Согласно трехактной структуре повествования (а она актуальна и для романов, и для пьес, и для сценариев), в первом акте зритель знакомится с героями и становится свидетелем события, выбивающего главного героя из равновесия. Во втором - главный герой пытается достичь желаемого, но сталкивается с новыми сложностями (хотя локальные победы не исключены, они тут же компенсируются неудачами), и наконец, в третьем акте происходит финальное противостояние между протагонистом и тем, что (или кто) ему мешает. Джеймс Бонд получает очередное задание, потом в течение девяноста минут пытается добраться до очередного злодея, задумавшего извести весь мир, и наконец, сталкивается с ним лицом к лицу (с известным результатом). Слабость этой схемы очевидна: если с первым и третьим актом особых проблем не наблюдается, они короткие и, как правило, полны действия, то сделать так, чтобы зритель не заскучал во время растянутого второго акта, уже довольно трудно. Поэтому часто применяются и более сложные структуры - пятиактные [Моду на пять актов ввел тоже не последний человек в этой отрасли - Уильям наш Шекспир] ("Четыре свадьбы и одни похороны"), семиактные ("Индиана Джонс и искатели потерянного ковчега") или даже восьмиактные ("Повар, вор, жена и ее любовник"). В сценарии может быть больше трех актов, но не может быть меньше. Джеймс Бонд получает задание и тут же встречается с Доктором Зло? Абсурд.
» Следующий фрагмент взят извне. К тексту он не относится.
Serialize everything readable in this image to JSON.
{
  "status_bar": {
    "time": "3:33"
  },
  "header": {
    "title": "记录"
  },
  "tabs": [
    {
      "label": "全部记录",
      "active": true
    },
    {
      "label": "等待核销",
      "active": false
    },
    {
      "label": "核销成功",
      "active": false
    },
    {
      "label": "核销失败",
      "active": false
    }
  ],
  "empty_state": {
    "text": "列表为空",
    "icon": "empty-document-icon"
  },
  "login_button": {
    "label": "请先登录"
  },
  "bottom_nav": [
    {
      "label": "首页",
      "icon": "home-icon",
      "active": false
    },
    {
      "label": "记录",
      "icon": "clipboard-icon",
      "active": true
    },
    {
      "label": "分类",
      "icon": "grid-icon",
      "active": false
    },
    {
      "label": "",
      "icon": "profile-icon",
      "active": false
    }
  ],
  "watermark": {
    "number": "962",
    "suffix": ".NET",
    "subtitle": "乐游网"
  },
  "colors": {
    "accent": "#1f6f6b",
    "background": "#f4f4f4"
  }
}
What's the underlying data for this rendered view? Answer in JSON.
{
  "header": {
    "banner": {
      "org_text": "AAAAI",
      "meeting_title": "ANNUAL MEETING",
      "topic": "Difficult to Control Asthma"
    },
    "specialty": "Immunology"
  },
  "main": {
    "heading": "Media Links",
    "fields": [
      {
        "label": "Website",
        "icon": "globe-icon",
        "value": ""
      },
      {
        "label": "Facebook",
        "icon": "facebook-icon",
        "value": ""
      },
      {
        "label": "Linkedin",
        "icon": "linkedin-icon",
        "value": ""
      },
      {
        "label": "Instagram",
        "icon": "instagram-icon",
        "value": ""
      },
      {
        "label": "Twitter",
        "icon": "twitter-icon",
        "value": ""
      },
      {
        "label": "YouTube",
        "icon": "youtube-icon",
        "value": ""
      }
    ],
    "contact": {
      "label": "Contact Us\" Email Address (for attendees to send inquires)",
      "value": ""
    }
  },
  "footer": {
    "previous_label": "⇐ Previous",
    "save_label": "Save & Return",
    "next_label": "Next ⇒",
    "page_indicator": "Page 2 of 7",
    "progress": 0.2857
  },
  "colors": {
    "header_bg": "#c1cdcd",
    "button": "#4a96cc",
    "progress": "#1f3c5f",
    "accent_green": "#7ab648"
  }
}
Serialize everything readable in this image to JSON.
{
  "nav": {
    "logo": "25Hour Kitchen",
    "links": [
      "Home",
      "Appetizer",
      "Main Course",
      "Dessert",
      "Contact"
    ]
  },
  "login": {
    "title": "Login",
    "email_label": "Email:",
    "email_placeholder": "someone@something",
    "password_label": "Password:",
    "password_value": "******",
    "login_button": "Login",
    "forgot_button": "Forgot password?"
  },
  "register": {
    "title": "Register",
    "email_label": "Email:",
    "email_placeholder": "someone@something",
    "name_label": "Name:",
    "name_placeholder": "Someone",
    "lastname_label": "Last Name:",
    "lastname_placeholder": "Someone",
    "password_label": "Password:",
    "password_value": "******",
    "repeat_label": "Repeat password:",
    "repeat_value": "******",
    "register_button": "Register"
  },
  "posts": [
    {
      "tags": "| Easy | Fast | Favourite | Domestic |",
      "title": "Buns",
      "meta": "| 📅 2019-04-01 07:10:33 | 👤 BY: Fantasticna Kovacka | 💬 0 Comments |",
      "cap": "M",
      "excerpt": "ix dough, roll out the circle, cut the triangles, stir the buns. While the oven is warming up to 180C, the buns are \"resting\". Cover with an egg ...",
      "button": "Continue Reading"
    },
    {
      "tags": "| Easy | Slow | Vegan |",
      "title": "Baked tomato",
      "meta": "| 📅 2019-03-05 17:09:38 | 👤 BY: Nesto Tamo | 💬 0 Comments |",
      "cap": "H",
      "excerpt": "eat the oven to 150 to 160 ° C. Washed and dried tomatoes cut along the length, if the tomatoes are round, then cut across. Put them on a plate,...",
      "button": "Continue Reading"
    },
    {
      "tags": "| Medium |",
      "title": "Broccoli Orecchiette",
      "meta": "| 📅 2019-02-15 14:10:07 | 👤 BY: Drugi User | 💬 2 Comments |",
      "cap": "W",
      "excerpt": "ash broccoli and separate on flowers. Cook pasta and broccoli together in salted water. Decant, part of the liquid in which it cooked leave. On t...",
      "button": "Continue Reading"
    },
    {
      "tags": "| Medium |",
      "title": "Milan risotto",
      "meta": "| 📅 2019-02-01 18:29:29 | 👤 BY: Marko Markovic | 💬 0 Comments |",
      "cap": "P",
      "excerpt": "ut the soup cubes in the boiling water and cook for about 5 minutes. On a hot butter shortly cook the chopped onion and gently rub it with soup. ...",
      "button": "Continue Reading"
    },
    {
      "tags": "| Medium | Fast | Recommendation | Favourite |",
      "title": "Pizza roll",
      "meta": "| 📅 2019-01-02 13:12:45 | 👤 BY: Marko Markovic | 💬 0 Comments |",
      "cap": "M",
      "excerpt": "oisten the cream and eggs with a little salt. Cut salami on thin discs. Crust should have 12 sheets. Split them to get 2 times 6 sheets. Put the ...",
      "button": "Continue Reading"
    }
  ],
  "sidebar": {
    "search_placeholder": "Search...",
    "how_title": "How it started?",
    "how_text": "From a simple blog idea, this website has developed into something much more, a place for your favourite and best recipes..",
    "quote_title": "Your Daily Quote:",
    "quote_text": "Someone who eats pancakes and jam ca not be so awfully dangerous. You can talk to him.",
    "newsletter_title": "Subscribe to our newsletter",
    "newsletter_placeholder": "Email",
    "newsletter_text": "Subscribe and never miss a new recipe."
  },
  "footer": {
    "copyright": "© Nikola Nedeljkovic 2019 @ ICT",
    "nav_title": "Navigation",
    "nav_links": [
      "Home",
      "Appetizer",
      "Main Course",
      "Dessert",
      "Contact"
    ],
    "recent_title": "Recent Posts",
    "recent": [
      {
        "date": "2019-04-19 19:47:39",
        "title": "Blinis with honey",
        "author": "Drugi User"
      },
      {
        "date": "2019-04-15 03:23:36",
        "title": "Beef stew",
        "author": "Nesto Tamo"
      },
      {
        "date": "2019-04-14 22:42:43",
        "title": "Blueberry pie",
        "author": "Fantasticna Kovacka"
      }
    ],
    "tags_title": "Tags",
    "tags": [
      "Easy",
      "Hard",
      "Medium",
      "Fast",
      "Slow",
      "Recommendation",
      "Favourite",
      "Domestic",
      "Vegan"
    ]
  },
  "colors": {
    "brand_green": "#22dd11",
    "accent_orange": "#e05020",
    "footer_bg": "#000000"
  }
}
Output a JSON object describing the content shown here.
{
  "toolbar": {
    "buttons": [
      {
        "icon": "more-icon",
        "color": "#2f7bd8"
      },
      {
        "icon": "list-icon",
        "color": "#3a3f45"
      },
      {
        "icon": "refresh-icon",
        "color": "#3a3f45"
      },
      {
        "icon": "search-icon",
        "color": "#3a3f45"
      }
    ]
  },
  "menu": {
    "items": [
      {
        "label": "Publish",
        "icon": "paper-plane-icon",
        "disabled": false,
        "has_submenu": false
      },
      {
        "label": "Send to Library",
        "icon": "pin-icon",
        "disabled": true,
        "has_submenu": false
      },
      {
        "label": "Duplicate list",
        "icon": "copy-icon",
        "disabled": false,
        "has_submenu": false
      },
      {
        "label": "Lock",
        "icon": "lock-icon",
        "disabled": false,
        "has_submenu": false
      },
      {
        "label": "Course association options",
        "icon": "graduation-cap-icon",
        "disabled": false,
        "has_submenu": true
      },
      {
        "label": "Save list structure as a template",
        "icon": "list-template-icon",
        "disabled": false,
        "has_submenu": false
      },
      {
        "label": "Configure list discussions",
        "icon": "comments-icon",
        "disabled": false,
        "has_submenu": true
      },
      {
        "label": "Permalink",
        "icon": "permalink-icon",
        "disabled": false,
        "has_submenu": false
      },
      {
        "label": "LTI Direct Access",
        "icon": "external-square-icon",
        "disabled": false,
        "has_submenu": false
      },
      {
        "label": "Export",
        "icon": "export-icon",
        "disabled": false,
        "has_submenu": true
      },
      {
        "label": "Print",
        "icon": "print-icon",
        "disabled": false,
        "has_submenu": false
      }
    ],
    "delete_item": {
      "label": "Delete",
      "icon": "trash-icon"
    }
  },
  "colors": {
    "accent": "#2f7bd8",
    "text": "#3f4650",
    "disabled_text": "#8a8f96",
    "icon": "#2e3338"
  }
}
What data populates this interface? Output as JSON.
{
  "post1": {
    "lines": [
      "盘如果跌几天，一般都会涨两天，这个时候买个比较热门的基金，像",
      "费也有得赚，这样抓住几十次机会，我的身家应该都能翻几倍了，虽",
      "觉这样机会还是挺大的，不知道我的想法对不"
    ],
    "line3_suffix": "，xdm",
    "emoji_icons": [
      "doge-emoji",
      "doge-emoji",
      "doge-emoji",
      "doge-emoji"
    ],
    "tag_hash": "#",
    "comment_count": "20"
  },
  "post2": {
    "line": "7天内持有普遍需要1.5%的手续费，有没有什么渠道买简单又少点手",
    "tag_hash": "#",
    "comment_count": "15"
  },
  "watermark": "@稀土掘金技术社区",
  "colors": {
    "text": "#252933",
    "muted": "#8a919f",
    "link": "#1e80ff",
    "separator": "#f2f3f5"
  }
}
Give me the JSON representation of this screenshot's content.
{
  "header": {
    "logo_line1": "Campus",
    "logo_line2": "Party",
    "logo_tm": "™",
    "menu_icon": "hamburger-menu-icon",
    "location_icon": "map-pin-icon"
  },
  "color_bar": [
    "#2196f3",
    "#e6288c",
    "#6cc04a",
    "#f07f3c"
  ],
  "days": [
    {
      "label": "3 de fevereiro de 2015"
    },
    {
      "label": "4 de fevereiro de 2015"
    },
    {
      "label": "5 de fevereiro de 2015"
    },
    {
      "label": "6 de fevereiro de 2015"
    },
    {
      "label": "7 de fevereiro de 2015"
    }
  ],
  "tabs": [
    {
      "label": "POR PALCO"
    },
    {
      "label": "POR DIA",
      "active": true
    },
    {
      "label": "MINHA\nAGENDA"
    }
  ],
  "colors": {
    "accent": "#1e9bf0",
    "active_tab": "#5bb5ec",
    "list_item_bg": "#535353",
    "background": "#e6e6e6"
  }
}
Впрочем, об Аристотеле временно можно забыть, как забыли о нем на несколько сотен лет в Европе - о "Поэтике" вместе с другими сочинениями Аристотеля европейцам напомнит арабский комментатор Аверроэс только в XII веке.

Гутенберг и паровой двигатель

В Европе XII века под романом понимали не совсем то, что понимаем мы. Европейские романы того времени писались в стихах (проза считалась низким жанром) и сюжетно не слишком отличались от "Беовульфа" - только герой (а это был не обычный протагонист, а настоящий герой, сражающийся с кем ни попадя каждый день) в финале обычно не умирал, а женился. Возникновению современного романа способствовали два обстоятельства, и оба непосредственно связаны с высокими технологиями. Первое - изобретение Иоанном Гутенбергом печатного станка, и, как следствие, появление массового книжного рынка. Из-за того, что поголовная грамотность была не в чести, процесс растянулся на века, но к восемнадцатому столетию роман - если понимать под ним развернутое повествование в прозе - вполне сформировался. Переход к прозе был вызван тем, что существенно изменилась читательская аудитория. Если в XII веке книги были штучным товаром и чтение могли позволить себе только люди очень обеспеченные, то к XVIII веку чтение, хоть и осталось дорогим удовольствием, было доступно гораздо большему числу людей, и, что более важно, читательская масса стала разнородной. Чтение "пошло в народ".